Ara Genel Kurulumuz; Kürdistan’da bir devlet politikası olarak uygulanan doğa ve toplum yıkım politikalarının son süreçte orman yangınlarıyla devam ettirildiğini değerlendirmiş, Kürdistan doğasına ve ormanlarına karşı gerçekleştirilen bu zalim uygulamaların doğaya, topluma ve tüm canlı varlıklara karşı gerçekleştirilen bir soykırım ve insanlık suçu olarak değerlendirmiştir. Tüm ulusal ve uluslararası toplumu ve ilgili uluslararası kurumları bu doğa katliamına karşı duyarlı davranmaya, tepki göstermeye çağırmıştır.

Yine, bu saldırılar eşliğinde, Kürt halkının evlatlarının cenazelerine yapılan insanlık dışı uygulamaları şiddetle kınamış, cenazelerin defin işleminde gerçekleştirilen ahlak dışı, insanlık dışı saldırıları, baskıları, defin işlemine katılanlara karşı yapılan uygulamaları şiddetle kınamış, protesto etmiştir. Hiçbir uygulamanın ve baskının, halkımızı değerlerimizin cenazelerine sahip çıkmaktan alıkoyamayacağını büyük bir mücadele inancı ile belirtmiştir.

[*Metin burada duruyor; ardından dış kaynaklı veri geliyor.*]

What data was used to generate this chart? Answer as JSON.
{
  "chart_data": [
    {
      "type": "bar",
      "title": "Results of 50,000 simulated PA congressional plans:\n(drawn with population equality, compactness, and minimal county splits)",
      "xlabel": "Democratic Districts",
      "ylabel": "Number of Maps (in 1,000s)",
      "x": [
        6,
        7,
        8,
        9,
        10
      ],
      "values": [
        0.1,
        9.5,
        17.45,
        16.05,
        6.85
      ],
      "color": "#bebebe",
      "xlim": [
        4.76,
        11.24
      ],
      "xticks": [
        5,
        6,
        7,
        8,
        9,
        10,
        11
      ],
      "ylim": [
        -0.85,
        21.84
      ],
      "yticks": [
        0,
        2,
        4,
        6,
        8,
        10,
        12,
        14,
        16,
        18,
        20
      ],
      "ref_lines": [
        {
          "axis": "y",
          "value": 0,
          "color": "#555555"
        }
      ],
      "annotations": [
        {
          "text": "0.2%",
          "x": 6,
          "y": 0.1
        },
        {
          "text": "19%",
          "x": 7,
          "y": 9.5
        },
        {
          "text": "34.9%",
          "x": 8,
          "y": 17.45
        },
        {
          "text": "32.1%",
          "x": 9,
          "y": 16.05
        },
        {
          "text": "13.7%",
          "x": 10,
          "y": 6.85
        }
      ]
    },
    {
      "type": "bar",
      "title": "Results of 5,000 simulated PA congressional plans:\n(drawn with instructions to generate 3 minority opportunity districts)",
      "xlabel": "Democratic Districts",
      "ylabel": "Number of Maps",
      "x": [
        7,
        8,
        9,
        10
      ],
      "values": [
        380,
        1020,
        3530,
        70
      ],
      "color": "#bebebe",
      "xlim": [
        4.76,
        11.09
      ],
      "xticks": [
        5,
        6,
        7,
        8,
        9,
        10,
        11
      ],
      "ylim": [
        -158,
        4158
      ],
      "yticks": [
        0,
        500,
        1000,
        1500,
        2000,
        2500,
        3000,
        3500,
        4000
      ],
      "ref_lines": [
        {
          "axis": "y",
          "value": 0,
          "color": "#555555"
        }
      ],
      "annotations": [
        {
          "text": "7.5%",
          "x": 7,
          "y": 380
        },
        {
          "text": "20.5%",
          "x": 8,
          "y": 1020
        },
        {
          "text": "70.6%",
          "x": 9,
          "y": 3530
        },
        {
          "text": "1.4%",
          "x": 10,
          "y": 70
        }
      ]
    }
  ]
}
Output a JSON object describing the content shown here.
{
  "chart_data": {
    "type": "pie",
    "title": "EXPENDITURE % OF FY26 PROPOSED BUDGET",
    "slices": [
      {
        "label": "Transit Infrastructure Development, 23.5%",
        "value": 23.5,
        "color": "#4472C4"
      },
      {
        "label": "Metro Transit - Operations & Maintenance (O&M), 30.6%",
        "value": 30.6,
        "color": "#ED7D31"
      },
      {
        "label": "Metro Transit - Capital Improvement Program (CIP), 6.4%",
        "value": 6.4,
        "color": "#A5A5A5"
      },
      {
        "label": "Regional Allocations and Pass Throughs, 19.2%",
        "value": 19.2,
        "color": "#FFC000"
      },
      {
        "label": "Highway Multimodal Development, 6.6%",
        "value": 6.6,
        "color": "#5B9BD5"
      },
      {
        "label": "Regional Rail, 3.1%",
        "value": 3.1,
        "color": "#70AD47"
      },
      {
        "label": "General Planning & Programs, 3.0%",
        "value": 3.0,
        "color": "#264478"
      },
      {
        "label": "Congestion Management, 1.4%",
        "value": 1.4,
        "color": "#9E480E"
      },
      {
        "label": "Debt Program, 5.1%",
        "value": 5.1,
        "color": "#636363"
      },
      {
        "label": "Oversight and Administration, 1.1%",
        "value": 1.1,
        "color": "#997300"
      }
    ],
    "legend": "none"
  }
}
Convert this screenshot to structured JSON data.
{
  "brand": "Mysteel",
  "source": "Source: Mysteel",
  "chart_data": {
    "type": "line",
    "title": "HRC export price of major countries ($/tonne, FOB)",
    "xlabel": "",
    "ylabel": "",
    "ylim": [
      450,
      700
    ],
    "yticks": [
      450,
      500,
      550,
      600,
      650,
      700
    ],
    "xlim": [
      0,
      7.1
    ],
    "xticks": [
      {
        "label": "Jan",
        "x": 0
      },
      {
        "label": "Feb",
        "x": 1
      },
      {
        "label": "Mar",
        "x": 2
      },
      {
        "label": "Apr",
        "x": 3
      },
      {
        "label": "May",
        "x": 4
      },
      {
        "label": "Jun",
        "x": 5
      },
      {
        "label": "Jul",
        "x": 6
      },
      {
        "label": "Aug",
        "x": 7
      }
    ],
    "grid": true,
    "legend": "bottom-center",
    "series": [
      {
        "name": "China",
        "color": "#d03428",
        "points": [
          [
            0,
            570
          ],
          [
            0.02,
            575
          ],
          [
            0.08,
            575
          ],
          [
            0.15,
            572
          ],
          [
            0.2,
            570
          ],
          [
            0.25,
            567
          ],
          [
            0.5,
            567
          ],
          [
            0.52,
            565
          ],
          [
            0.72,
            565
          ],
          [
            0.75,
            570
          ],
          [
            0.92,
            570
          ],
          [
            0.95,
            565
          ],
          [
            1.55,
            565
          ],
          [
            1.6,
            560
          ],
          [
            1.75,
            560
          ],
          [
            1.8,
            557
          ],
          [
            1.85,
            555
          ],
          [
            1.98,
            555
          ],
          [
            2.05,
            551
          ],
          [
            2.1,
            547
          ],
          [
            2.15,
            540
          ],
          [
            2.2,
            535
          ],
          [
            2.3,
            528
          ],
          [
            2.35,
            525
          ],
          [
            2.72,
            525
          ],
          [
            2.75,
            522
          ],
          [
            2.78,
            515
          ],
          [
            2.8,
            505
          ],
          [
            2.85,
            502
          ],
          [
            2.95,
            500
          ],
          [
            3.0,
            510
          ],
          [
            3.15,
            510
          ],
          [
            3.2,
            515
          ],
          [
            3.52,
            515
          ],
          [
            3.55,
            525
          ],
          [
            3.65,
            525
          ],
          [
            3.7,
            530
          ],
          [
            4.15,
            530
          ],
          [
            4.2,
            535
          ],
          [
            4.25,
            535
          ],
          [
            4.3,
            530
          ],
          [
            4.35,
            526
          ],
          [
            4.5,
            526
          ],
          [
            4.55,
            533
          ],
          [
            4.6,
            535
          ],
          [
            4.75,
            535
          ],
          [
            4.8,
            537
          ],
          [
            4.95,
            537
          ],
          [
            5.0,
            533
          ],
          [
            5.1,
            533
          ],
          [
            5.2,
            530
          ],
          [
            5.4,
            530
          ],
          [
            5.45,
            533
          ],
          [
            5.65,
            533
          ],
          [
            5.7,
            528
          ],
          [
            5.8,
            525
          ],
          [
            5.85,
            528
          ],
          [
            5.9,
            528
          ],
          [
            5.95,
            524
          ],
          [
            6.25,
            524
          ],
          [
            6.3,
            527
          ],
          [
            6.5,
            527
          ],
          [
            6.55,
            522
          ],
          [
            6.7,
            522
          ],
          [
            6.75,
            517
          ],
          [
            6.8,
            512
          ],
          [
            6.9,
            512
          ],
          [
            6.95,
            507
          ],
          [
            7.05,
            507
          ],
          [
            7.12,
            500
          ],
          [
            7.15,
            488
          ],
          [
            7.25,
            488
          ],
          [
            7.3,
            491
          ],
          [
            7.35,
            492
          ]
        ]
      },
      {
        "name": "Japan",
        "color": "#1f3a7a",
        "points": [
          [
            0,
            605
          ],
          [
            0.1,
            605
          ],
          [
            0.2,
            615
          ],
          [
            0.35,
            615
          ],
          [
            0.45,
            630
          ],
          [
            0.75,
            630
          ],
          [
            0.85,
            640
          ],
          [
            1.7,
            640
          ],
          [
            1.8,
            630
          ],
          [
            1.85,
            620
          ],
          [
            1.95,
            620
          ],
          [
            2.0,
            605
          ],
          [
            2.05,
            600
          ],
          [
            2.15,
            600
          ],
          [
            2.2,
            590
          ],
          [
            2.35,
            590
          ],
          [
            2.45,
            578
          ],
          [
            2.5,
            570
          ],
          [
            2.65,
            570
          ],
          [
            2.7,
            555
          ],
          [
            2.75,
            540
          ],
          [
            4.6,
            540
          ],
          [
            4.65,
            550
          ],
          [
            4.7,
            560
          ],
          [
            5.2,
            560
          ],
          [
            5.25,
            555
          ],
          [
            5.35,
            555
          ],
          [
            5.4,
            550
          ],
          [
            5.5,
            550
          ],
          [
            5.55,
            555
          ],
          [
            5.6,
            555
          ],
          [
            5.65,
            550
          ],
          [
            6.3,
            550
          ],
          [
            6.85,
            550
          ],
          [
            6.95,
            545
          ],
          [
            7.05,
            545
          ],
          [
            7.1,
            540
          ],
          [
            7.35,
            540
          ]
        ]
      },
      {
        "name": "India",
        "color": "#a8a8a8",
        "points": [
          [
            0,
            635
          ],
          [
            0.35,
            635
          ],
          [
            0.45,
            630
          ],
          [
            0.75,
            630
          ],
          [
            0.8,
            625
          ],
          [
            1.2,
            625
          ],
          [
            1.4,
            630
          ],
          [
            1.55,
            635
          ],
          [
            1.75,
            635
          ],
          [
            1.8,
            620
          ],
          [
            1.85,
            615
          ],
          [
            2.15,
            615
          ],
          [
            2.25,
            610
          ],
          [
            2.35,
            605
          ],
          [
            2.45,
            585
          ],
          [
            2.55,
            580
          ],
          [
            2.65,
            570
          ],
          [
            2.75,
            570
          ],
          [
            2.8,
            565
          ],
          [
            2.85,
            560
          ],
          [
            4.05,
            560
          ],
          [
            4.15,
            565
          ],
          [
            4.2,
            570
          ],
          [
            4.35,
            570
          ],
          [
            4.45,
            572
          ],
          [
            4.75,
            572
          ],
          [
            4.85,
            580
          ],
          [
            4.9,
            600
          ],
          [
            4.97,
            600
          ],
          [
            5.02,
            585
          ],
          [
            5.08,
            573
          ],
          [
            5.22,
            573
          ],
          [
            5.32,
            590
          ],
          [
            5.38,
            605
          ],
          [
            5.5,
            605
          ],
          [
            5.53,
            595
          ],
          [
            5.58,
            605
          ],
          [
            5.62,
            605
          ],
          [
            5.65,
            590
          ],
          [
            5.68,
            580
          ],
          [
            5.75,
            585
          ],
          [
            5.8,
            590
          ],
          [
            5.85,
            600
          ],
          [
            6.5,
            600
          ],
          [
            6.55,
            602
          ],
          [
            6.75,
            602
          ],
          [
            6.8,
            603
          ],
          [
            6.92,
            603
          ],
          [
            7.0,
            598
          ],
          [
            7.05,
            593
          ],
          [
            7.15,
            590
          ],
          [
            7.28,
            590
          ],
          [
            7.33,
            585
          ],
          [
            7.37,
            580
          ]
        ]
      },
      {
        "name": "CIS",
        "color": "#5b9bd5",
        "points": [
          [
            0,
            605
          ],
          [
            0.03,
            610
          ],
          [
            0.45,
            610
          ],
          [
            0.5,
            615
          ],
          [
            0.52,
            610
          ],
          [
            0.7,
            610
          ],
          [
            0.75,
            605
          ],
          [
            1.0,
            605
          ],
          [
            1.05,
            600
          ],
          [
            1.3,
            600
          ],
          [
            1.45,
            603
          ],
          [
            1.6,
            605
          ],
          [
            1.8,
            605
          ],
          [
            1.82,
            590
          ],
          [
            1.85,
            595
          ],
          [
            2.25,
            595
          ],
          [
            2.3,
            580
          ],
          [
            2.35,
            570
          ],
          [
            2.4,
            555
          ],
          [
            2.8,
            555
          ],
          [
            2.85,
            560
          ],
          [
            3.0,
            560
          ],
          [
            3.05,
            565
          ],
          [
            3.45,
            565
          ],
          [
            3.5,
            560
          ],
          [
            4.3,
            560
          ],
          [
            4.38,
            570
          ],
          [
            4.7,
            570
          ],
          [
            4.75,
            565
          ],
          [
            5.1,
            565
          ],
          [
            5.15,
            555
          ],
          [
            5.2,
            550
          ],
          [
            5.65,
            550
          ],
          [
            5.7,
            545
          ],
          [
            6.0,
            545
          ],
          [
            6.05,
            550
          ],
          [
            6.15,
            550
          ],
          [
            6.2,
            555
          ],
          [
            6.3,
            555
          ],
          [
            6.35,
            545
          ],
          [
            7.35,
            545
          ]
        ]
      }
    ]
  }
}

CUMARTESİ ANNELERİ İLE DAYANIŞMA MESAJI

Ara Genel Kurulumuz; Cumartesi Anneleri’nin kendi evlatlarının akıbetlerini öğrenmek, faili meçhul cinayetleri açığa çıkartmak için 20 yıldır yürüttükleri hukuk mücadelesini insanlığın örnek alması gereken ender mücadelelerden bir tanesi olarak tanımlamıştır. Cumartesi Anneleri’nin mücadelesini bir hukuk mücadelesi olmanın yanı sıra, bir ahlak, vicdan, insan olma, insanca ve özgürce yaşama, insanı yaşatma mücadelesi olduğu gerçeğine vurgu yapmış. Cumartesi Anneleri’nin 20 yıldır büyük bir irade ve kararlılıkla yürüttükleri bu mücadeleye yapılan saldırıları şiddetle kınamıştır. Tarihi ve toplumsal belleğimiz olan Cumartesi Anneleri’yle dayanışmanın önemine vurgu yapmıştır.

Ara Genel Kurulumuz; DTK Eşbaşkanlık Divanı başta olmak üzere, bütün bileşenleri olarak DTK’nın rol ve misyonuna, halkımızın beklentilerine ve mücadelemizin ihtiyaçlarına denk düşen bir çalışmayı yürütürken eksik ve yetersiz kalındığını belirtmiş, başta halkımız olmak üzere özgürlük hareketinin tüm bileşenlerine özeleştirisini vermiştir. Ara Genel Kurulumuz; TC devletinin bütün baskılarına rağmen büyük bir kararlılık ve özgüvenle mücadelesini yürüten gerek ülke topraklarındaki, gerekse de Diasporadaki halkımıza layık olmak için mücadele sözünü yinelemiştir. Ara Genel Kurulumuz, DTK’nın bütün bileşenleri ve delegeleriyle birlikte sürece ve önümüzdeki dönem görevlerine büyük bir kararlılık ve mücadele bilinci yaklaşma iradesini ortaya çıkartarak tamamlanmıştır.”